Çok güzel ve 'verimli' bir gündü. En son oyunun devamında dikkat ettim de, çocuklarımız artık 'birlikte' oynuyorlar. 'Yanyana oyun'dan 'birlikte oyun'a geçtik -neredeyse yani. Bu da bir kilometre taşı değil miydi?

24 Ekim 2009 Cumartesi

Minimui ve Saz-Söz

Sorulardan sonra ek bilgi: Adres: www.minimui.com/3.sayı/sayfa 61-67 - Bizim röportaja, Sayfa 2'deki "İçindekiler" kısmında 61. sayfaya tıklayarak ulaşabilirsiniz. Sayfalar alt sağ taraftaki oklara tıklayarak açılıyor.
---

Deniyorum olmuyor. Daha önce kaç kere denemiştim yine olmamıştı. Bloga az uğrar olduğumdan beri, zaten minimal olan internet okur-yazarlığımın iyice yok olmaya başladığını hissediyorum. Kötü...


Neyse konu başka. Konu başlıkta.
Üç ay da rötarla.

Konu Minimui. Minimui'den haberi olmayanın kaldığını sanmıyorum. Ama yine de kendi fikirlerimi geç kalmış da olsa yazmak istiyorum.

Dergiden haberiniz varsa zaten arkasındaki emeğin farkındasınızdır (bin teşekkür emeği geçenlere!). Minimui, renkli, canlı, bebek kokan bir dergi,. Hamilelikten 6 yaşına kadar bir annenin merak edebileceği her konuda kaynak oluşturabilecek eğlenceli bir bilgi bankası. Hem annelerin deneyimlerine -özellikle video röportajları çok güzel- birinci ağızdan yer veren, hem alanında uzman kişilerin fikirlerini okurlarına ulaştıran, son derece keyifle okunan, bol sayfalı bir digital dergi. Banner'ını en az 3-4 deneme yapıp, bir türlü yan tarafa kaydedemediğim bir dergi... Hala beceremediğim... Yine beceremediğim... Neden beceremediğim??

*

Üçüncü sayısının birkaç sayfasında da biz varız. Sazlı-sözlü hem de.
Saz Ada'dan, söz benden.

Harika fotoğraflar da Ayça'dan tabii...

19 Ekim 2009 Pazartesi

Coşkulu Öğrenci, Şaşkın Öğretmen

Eller, kollar havada, dönüp duruyor bizimki pür neşe. Ağızda da bir şarkı. Nefes nefese ve hafif çığlıklı renklerle söylüyor:

"ÖÖöğ-letmenimm, canım benim canım benim, seni ben çok çok, çok çok seveliiim. Seen biiil ana, sen biii baba, lay lay lalalllaaaa..."

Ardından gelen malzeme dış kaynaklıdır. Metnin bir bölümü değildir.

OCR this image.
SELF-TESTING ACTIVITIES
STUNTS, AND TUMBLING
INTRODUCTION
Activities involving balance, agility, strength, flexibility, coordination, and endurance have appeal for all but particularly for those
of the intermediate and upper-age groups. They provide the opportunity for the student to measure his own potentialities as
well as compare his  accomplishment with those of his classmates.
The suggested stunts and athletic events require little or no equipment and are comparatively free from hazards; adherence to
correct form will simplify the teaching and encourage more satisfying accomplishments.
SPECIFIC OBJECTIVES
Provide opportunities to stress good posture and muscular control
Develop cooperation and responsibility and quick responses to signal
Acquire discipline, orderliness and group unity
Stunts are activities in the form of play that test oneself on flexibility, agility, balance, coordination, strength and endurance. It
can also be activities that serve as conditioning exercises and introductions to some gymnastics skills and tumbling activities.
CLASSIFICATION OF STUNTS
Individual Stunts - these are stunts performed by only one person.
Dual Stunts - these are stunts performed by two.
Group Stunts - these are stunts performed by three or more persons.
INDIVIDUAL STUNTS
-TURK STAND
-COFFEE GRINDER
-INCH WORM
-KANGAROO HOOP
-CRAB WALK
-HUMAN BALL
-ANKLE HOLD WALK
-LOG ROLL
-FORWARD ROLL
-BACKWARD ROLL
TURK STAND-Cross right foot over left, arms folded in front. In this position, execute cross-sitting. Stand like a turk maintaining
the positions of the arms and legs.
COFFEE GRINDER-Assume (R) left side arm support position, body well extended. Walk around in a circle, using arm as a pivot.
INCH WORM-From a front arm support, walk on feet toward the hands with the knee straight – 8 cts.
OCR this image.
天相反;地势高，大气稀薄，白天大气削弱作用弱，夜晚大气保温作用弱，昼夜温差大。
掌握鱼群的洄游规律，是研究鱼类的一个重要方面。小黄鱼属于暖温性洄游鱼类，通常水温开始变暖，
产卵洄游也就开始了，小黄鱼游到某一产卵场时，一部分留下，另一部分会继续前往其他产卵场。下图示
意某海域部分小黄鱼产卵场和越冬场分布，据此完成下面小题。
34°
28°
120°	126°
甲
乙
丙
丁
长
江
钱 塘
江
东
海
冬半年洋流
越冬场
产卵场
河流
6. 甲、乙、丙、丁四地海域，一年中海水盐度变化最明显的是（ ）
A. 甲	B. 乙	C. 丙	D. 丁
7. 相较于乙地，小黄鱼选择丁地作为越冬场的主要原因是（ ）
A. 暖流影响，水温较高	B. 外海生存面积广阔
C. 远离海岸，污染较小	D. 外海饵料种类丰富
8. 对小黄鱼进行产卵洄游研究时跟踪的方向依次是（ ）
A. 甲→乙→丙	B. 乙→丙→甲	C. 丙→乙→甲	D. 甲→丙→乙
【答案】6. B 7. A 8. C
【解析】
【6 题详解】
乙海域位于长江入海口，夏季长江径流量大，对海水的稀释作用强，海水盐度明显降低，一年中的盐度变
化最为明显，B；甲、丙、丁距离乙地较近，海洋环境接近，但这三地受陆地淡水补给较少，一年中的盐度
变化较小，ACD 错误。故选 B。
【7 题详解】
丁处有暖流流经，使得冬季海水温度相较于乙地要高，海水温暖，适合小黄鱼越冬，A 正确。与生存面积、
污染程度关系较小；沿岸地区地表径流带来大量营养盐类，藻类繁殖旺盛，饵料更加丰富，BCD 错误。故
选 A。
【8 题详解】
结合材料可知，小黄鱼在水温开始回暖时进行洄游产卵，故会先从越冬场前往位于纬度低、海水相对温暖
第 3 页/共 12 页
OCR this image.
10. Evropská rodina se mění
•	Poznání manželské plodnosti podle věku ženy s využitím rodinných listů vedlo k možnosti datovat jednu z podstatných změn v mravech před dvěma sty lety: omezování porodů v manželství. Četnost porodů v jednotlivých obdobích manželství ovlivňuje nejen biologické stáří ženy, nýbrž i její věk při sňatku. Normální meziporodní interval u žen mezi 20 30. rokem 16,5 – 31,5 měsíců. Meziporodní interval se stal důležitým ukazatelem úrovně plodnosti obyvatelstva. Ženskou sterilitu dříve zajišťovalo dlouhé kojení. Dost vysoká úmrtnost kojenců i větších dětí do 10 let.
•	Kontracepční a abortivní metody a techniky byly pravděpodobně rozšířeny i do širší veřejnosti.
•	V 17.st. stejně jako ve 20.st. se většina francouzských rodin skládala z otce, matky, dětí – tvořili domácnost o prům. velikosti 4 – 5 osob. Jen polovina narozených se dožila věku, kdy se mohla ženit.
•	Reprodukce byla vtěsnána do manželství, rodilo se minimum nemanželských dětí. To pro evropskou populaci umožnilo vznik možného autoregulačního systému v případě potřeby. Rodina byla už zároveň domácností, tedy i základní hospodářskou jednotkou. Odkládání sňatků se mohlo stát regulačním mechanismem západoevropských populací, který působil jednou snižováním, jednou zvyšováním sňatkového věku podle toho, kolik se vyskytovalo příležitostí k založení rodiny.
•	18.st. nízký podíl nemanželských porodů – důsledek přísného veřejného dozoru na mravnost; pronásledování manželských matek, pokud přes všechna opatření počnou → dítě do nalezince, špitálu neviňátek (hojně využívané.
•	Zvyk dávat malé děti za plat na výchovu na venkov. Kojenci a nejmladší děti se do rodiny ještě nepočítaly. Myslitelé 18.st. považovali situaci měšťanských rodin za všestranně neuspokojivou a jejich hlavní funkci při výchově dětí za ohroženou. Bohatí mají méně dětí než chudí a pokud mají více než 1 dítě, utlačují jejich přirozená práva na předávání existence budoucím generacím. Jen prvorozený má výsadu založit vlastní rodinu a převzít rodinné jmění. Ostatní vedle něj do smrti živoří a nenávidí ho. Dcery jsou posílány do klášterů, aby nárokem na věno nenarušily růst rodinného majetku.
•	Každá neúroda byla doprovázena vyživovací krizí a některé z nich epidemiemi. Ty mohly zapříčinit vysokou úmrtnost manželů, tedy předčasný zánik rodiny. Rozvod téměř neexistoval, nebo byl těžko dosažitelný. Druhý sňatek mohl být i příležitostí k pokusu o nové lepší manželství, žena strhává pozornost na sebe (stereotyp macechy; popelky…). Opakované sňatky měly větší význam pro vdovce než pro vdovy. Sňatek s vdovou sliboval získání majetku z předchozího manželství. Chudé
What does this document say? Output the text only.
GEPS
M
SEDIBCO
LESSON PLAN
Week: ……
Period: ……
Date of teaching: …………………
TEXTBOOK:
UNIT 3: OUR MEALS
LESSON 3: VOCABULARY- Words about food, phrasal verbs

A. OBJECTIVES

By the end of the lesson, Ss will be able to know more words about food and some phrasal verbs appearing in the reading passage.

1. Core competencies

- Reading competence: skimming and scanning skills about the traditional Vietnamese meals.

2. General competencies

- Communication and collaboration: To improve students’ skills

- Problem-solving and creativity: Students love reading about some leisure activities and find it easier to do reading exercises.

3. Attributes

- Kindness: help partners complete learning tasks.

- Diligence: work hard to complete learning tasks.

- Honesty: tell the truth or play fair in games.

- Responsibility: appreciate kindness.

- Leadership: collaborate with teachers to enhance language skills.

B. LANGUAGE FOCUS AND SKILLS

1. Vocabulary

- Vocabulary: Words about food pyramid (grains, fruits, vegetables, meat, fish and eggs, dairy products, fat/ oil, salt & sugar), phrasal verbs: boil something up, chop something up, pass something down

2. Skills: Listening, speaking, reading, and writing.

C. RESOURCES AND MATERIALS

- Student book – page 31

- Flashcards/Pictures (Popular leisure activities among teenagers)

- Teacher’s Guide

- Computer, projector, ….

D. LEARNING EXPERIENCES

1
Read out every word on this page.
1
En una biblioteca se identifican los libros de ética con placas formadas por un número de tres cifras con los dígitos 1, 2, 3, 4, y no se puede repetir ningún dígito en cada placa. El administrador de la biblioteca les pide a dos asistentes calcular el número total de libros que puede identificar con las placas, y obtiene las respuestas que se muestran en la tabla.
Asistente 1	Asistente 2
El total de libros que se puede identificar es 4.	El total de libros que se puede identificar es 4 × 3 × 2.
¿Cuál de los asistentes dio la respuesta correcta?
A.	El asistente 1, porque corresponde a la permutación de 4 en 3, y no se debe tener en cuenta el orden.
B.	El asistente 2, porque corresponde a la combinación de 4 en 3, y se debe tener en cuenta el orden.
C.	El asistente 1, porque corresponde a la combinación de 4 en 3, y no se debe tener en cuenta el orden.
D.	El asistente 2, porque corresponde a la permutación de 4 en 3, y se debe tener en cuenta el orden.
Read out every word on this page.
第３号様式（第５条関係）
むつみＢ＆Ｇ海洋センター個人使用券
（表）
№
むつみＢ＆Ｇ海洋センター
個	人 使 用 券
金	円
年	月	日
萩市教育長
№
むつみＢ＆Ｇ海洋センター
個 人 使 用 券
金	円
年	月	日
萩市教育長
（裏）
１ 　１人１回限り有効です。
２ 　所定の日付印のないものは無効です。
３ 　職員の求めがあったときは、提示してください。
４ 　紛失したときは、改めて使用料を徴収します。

Son zamanların favori şarkısı bu. Babası sağolsun!

*

Bir öğretmen-öğrenci durumudur gidiyor evde. Ne okula giden çocuk gördü etrafında, ne bir okul gördü. Haa belki lafını duydu bir kaç kez. Çok sevdiği kuzenleri başladı mesela okula. Ama bu nasıl bir ilgidir anlayamıyorum! Arada sırtına babaannesinin hediyesi çok sevdiği hav hav çantasını da takıyor. "Ben öölenci oldum" deyip dolaşıyor evde bilmiş bilmiş.


Ama asıl oyunumuz farklı.

Evde öö-letmencilik oynuyoruz. Haliyle Ada piyano öğrenciliği rolünü sahipleniyor ve oyunu kuruyor:

"Anne, öölenci oliim mi?" (Her çeşit itiraz hakkını yok ediveren en tatlı ses tonuyla)

Ve sorular devam ediyor:

"Derse didelim mi?"
"Notalalım neede?"

*

Her şey salonda içerdeki dersin bitmesini bekleyen öğrencilerden dolayı oldu. Bir önceki ders uzadıkça, Ada'nın da öğrencilerle sohbeti uzuyor haliyle. Hele bu öğrenciler büyük öğrencilerse... (Piyano dersine bu sene bolca anne-baba katılıyor. Yaşasın her yaşta müzik!)

Benim dersler bitiyor, iki nefes alıp rahatlamaya salona geliyorum, atıyorum kendimi en rahat koltuğa. Ama tam da o anda... Hop, karşımdaki koltuğa da benim miniş kuruluveriyor! En cici haliyle yerleşiyor koltuğa.

"Notalarımı alabiliğ miim?" (Bu soruya, her zaman afallayıp, cevap bulamıyorum)
Sonra da buyuruyor (elde hayali notalar): "Didelim"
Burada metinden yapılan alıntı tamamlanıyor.